The sequence went as follows. Both vm 101 and 103 ended up with disk corruption. Both were running on node2 at the start of the upgrade and use glusterfs as the storage.
  1. upgrade node0 to PVE 4.2; reboot
  2. zfs snapshot the disks inside vm 101; snapshot vm 101 in PVE (I was expecting corruption because of the migration)
  3. migrate vm101 to node1 (success. no corruption. i checked the disks)
  4. shutdown vm 103 (the only remaining VM on node2)
  5. upgrade node2 to PVE 4.2; reboot
  6. vm 103 boots up. unfortunately i did not log in to check it to see what was happening with it, but the console window reported no errors.
  7. migrate vm 101 back to node2
  8. check gluster volume status. it shows no tasks running, so I presume it is sync'd up.
  9. stop all VMs on node1 and upgrade node1 to PVE 4.2; reboot
  10. boom.
Both vm101 and 103 report ZFS corruption in their file systems.

On vm 101 doing a zfs rollback to the internal snapshot did not help. there was still corruption. Doing the qemu snapshot rollback was successful, and zfs internally reports no corruption on a scrub.

On vm 103, I had to do a restore from backup from a few hours prior. Since restore to gluster is currently broken for a large disk (see Bug 932), I just restored to the local ZFS pool and will likely just leave it that way. It is faster anyhow.

I have no idea if the VMs on node1 are corrupted, but they seem to be running ok. These all have FreeBSD UFS file systems and one is running an embedded linux-based appliance.

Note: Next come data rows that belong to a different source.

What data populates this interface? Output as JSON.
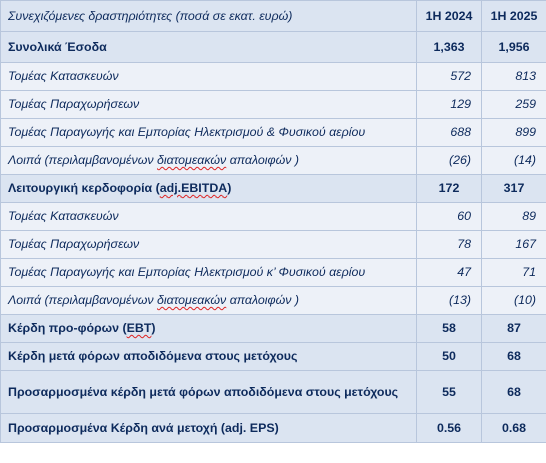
{
  "header": {
    "label": "Συνεχιζόμενες δραστηριότητες (ποσά σε εκατ. ευρώ)",
    "col1": "1Η 2024",
    "col2": "1Η 2025"
  },
  "rows": [
    {
      "kind": "bold",
      "label": "Συνολικά Έσοδα",
      "v1": "1,363",
      "v2": "1,956"
    },
    {
      "kind": "sub",
      "label": "Τομέας Κατασκευών",
      "v1": "572",
      "v2": "813"
    },
    {
      "kind": "sub",
      "label": "Τομέας Παραχωρήσεων",
      "v1": "129",
      "v2": "259"
    },
    {
      "kind": "sub",
      "label": "Τομέας Παραγωγής και Εμπορίας Ηλεκτρισμού & Φυσικού αερίου",
      "v1": "688",
      "v2": "899"
    },
    {
      "kind": "sub",
      "label_pre": "Λοιπά (περιλαμβανομένων ",
      "label_squig": "διατομεακών",
      "label_post": " απαλοιφών )",
      "v1": "(26)",
      "v2": "(14)"
    },
    {
      "kind": "bold",
      "label_pre": "Λειτουργική κερδοφορία (",
      "label_squig": "adj.EBITDA",
      "label_post": ")",
      "v1": "172",
      "v2": "317"
    },
    {
      "kind": "sub",
      "label": "Τομέας Κατασκευών",
      "v1": "60",
      "v2": "89"
    },
    {
      "kind": "sub",
      "label": "Τομέας Παραχωρήσεων",
      "v1": "78",
      "v2": "167"
    },
    {
      "kind": "sub",
      "label": "Τομέας Παραγωγής και Εμπορίας Ηλεκτρισμού κ’ Φυσικού αερίου",
      "v1": "47",
      "v2": "71"
    },
    {
      "kind": "sub",
      "label_pre": "Λοιπά (περιλαμβανομένων ",
      "label_squig": "διατομεακών",
      "label_post": " απαλοιφών )",
      "v1": "(13)",
      "v2": "(10)"
    },
    {
      "kind": "bold",
      "label_pre": "Κέρδη προ-φόρων (",
      "label_squig": "EBT",
      "label_post": ")",
      "v1": "58",
      "v2": "87"
    },
    {
      "kind": "bold",
      "label": "Κέρδη μετά φόρων αποδιδόμενα στους μετόχους",
      "v1": "50",
      "v2": "68"
    },
    {
      "kind": "bold",
      "label": "Προσαρμοσμένα κέρδη μετά φόρων αποδιδόμενα στους μετόχους",
      "v1": "55",
      "v2": "68"
    },
    {
      "kind": "bold",
      "label": "Προσαρμοσμένα Κέρδη ανά μετοχή (adj. EPS)",
      "v1": "0.56",
      "v2": "0.68"
    }
  ]
}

My new procedures are to do qm snapshot on all vm's prior to rebooting anything.
 
So the definitive answer I have gotten is that with 2 data nodes, if the "first" node goes down, the cluster stops working, and you get this corruption because the clients don't seem to stop trying to write. You'd think that the client would get a write error and panic or something, but it does not.